Nessuna rivoluzione ma difese da ridere

Quale è la sorpresa vera? La vittoria comoda della Juventus? La sconfitta pesante della Roma? La lavagna magnetica di Luis Enrique? La piedigrotta napoletana allo scalo di Capodichino nel rientro notturno di Lavezzi e soci? Le quattro sventole del Palermo all’Inter?

Quale è la sorpresa vera? La vittoria comoda della Juventus? La sconfitta pesante della Roma? La faccia rotonda di Antonio Conte da Lecce? La lavagna magnetica di Luis Enrique Martinez Garcia da Gijon? La piedigrotta napoletana allo scalo di Capodichino nel rientro notturno di Lavezzi e soci? Le quattro sventole del Palermo all’Inter? Il calcio è una cosa normalissima e passionale, resa complicata da allenatori e giornalisti. Chi annuncia rivoluzioni deve poi fare i conti con il pallone e con gli uomini, così la prima giornata di campionato, che sarebbe la seconda per i capricciosi motivi sindacali, ha offerto, come sempre, qualche colpo di scena che serve almeno a svegliarci dal torpore di un football italiano moscio e prevedibile. Non è il quattrotretre e affini a scuoterci, sono i risultati, spesso figli di episodi.

Innanzitutto vanno segnalate le espulsioni per intervento scorretto alle spalle del possessore di palla, dicesi fallo da dietro, una specie di avviso per i naviganti, giocate pure da duri ma non da vigliacchi; vedremo se il regolamento sarà applicato sempre e con tutti. La vittoria della Juventus ha una chiave importante di lettura: Andrea Pirlo. L'ex milanista sa mettere in zona gol chiunque, nell'evenienza il proprio portiere, è lui, dunque, l'uomo attorno al quale far crescere il gruppo che non ha, Del Piero e Vucinic a parte, qualità tecnica di una grande squadra anche se il suo direttore generale fa propaganda. Pirlo, per la prima volta nella sua fantastica carriera, non avrà fatica e logorio del turno infrasettimanale di coppa (potrà dedicarsi ai suoi vini, il Nitor su tutti) è questo un dato niente affatto marginale nell'economia bianconera; ma resta la sensazione di una Juventus diversa, per merito anche del suo allenatore che non spaccia football e che, voce del deserto, sa che cosa trasmettere ai suoi.
Ho scritto apposta, di Pirlo, «ex milanista» perché, ripensando alla prestazione dei campioni d'Italia contro la Lazio, è evidente che la partenza del campione del mondo ha tolto genialità e imprevedibilità al gioco rossonero che ha preferito, per ora, il muscolo al fosforo.

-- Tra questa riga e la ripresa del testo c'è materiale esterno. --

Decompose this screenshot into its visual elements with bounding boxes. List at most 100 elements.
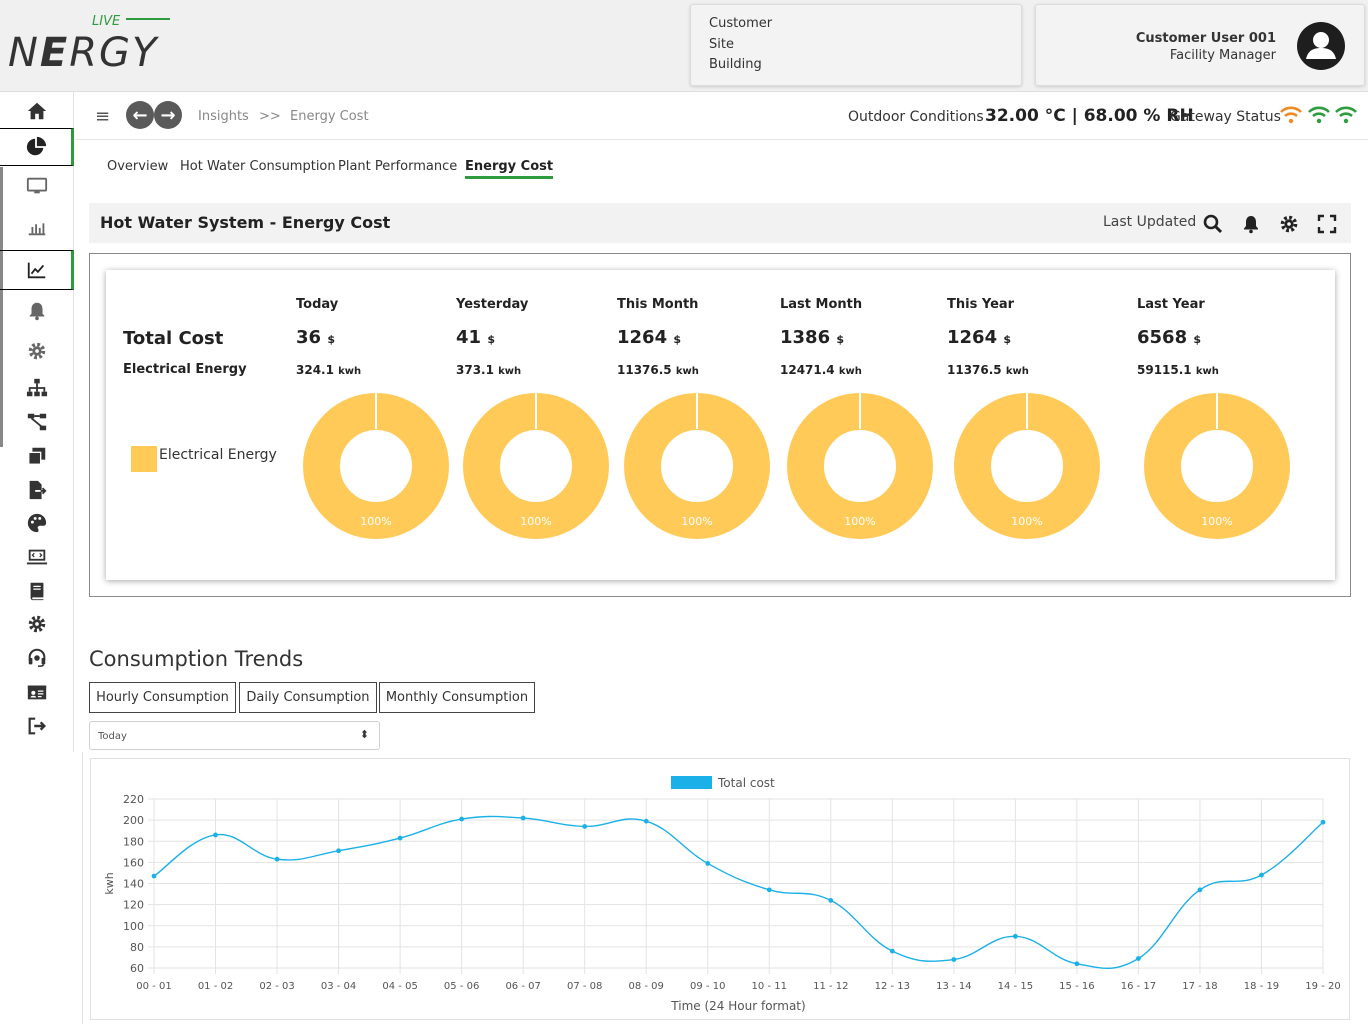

La Lazio, per l'appunto, si è liberata della zanzara Zarate e contro il Milan ha mostrato di poter essere una mina vagante, sempre che Reja non si faccia prendere da eccessive preoccupazioni, Hernanes centrocampista di sinistra per arginare Abate è una bestemmia. Gli ultratrentenni restano comunque punti fermi, non immobili, del calcio: Di Natale, Del Piero, Pirlo, Zanetti, Seedorf, voglio dire Inzaghi, Pellissier, Daniele Conti, Totti, Klose, sono promesse mantenute e non speculazioni di calciomercato. Questo per ribadire che anche in questo riavvio di giochi le conferme sono arrivate da molti dei soliti noti con alcune variazioni sul tema, direi l'argentino Moralez dell'Atalanta, il rumeno Torje dell'Udinese, lo spagnolo Angel della Roma.

Roma? Beh, se ci fossero ancora la famiglia Sensi, Ranieri e/o Montella, ieri sera l'Olimpico sarebbe stato il Colosseo e avrebbe ricoperto di fischi la squadra, l'allenatore e i dirigenti. Ma gli americani e lo spagnolo, Baldini e Sabatini sono i santini delle preghiere giallorosse anche se il caso Totti esiste e resiste e ieri Luis Enrique ha voluto tenere in campo il capitano per dimostrare che la Roma può perdere anche con il suo fenomeno.

È un gioco sbagliato, un autogol inutile, sabato a San Siro, contro l'Inter, secondo follia del calcio, Luis Enrique si gioca già il posto di lavoro. Ma Gasperini non sta meglio di lui. Anzi. Come inizio di campionato non male, ma le difese della Serie A fanno davvero ridere.